The next bit is the nice bit.  Drop to the command line and use the utility "curl".  Here's the syntax ($ is my command prompt):

$ curl -O http://awebsite.net/uploads/manuscripts/miscellaneous/sometext/[001-268].jpg
  • Hit "enter" and several hundred jpeg files will be transferred to your directory.  It takes a couple of minutes, depending on your bandwidth.
    The bit in square brackets, "[001-268]" is curl's syntax for "please fetch 001.jpg, 002.jpg, ... 267.jpg, and 268.jpg".  Curl is one of the few tools with this simple ability to fetch lots of different files with a single simple command.

To convert them to a single PDF, I use ImageMagick:

$ convert *.jpg Hayanaratna.pdf
and wait for ten seconds.

(I was taught about curl by Patrick McAllister - thanks Patrick!)
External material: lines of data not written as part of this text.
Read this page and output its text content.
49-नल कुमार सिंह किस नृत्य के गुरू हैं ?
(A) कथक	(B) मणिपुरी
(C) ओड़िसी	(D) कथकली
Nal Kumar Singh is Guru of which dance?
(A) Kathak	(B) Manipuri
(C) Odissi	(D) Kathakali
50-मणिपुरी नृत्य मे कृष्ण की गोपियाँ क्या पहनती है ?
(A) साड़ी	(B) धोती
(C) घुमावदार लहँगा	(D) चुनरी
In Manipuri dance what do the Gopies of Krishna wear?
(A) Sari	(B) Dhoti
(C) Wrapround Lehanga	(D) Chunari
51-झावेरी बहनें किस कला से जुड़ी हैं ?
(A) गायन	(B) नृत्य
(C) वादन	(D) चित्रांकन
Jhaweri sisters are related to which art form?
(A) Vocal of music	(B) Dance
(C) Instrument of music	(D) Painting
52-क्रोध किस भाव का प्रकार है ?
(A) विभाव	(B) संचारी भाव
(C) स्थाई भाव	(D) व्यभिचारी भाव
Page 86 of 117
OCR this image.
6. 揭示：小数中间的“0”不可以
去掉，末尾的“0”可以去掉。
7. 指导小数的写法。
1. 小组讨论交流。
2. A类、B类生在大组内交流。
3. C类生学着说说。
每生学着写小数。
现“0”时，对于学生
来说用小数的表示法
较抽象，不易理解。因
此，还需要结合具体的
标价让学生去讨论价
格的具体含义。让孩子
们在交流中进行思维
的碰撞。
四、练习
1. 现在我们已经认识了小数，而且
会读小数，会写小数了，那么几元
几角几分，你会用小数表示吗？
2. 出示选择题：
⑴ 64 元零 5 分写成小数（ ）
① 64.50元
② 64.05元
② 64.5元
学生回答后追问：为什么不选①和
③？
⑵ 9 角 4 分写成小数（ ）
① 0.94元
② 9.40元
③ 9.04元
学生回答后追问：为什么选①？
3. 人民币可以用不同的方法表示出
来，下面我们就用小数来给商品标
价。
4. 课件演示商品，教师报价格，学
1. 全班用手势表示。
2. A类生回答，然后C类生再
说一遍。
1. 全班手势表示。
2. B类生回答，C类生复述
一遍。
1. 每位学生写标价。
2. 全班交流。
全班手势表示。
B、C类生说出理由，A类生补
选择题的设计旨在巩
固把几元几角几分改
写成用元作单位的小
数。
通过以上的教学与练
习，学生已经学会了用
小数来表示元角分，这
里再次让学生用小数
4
A quite different approach is to use wget to fetch a whole website in a single gulp.   That's what I use for GRETIL, for example, so that I have the whole archive on my hard drive.

Tuesday, April 17, 2018

Improving PDFs

I sometimes  do some processing on PDFs if I think they are important, or I want to read them more conveniently.  I was trying to explain my techniques to my students, recently, and I realized that I use a mixture of tools that are not at all obvious or easy to explain to someone not familiar with Unix.
So I'm going to write down here what I do, so that at least the information is available in one place.  I assume a general knowledge of Linux and an ability to work with command-line commands.

If I receive a PDF that is a scanned book, with 1 PDF page = one book opening, I want to chop it up so that 1 PDF page = 1 book page.
  • make a working directory
  • use pdftk to unpack the PDF into one file per page:
    > pdftk foobar.pdf burst
  • I now have a directory full of one-page PDFs.  Nice.
  • convert them into jpegs using pdf2jpegs, a shell script that I wrote that contains this text:
    #!/bin/bash
    # convert a directory full of pdfs into jpegs
    for i in *.pdf; do pdftoppm -jpeg -r 400 "$i" >"$i.jpg"; done
  • I now have a directory full of jpegs, one jpeg per page.
  • Start the utility scan-tailor and use it to
    • separate left and right pages into separate files
    • straighten the pages
    • select the text area of each page
    • create a margin around the text
    • finally, write out the resulting new pages
     
  • I now have a directory (../out) full of TIFF files, one page per file, smart.
  •  Combine the TIFFs into a single PDF using my shell script tiffs2pdf:
    #!/bin/bash
    # Create a PDF file from all the .tiff files in the current directory.
    # The argument provides the name of the output file (with .pdf appended).
    echo "Created a PDF from a directory full of .tif files"
    echo "Single argument - the filename of the output PDF (no .pdf extension)"
    tiffcp *.tif "/tmp/${1}.tiff"
    tiff2pdf "/tmp/${1}.tiff" > "${1}.pdf"
    echo "Created ${1}.pdf"
    rm "/tmp/${1}.tiff"
    echo "Removed temporary file /tmp/${1}.tiff"

    # thanks to http://ubuntuforums.org/showthread.php?t=155628
     
  • I now have a nice PDF that has one smart page per PDF page. 
  • If I want it OCRed, then I usually use Adobe Acrobat, a commercial program. But if I'm uploading to Archive.org, that isn't necessary because Archive.org does the OCR work using Abbyy.


That's all, folks!